As the rain surged, Monica sidestepped a sudden downpour of water from above, putting her only a few inches away from getting hit in the face when Linhardt opened the door. She didn’t know which outcome would have been more embarrassing. “I know we can’t hold this off all day, so I’m going to go to Professor Hanneman’s office even if it’s still raining heavily this afternoon. Do you still want to come with me?”

“I suppose I’ll go… Any step taken toward a greater understanding of Crests is a worthy endeavor, in my opinion.”

Linhardt went off to the dining hall for breakfast, not appearing to be as bothered by the heavy rain as Monica. While he went on ahead, she went to visit Bernadetta, who was much easier to talk to despite her reluctance to open her door.

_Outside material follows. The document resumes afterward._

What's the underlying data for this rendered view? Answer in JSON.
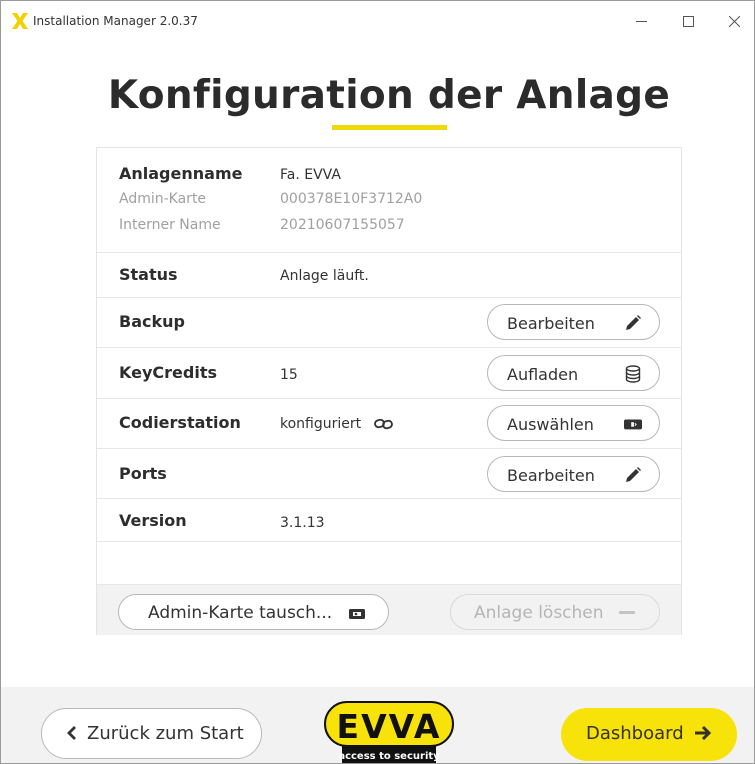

“Wait a minute… Monica?!” Bernadetta shrieked. “You’re not still thinking of crossing that bridge in all this rain, are you? Please don’t take me with you!”

“Of course not!” Monica replied, shaking her head as if Bernadetta could see her on the other side. “I just came here to let you know that we’ll be doing all that after class.”

Bernadetta cracked her door open and gave her collection pouch to Monica. “In that case, will you turn my stones in for me? Please?”

“Hold on… Didn’t you say you wanted to figure out the purpose of these stones just as much as we did?”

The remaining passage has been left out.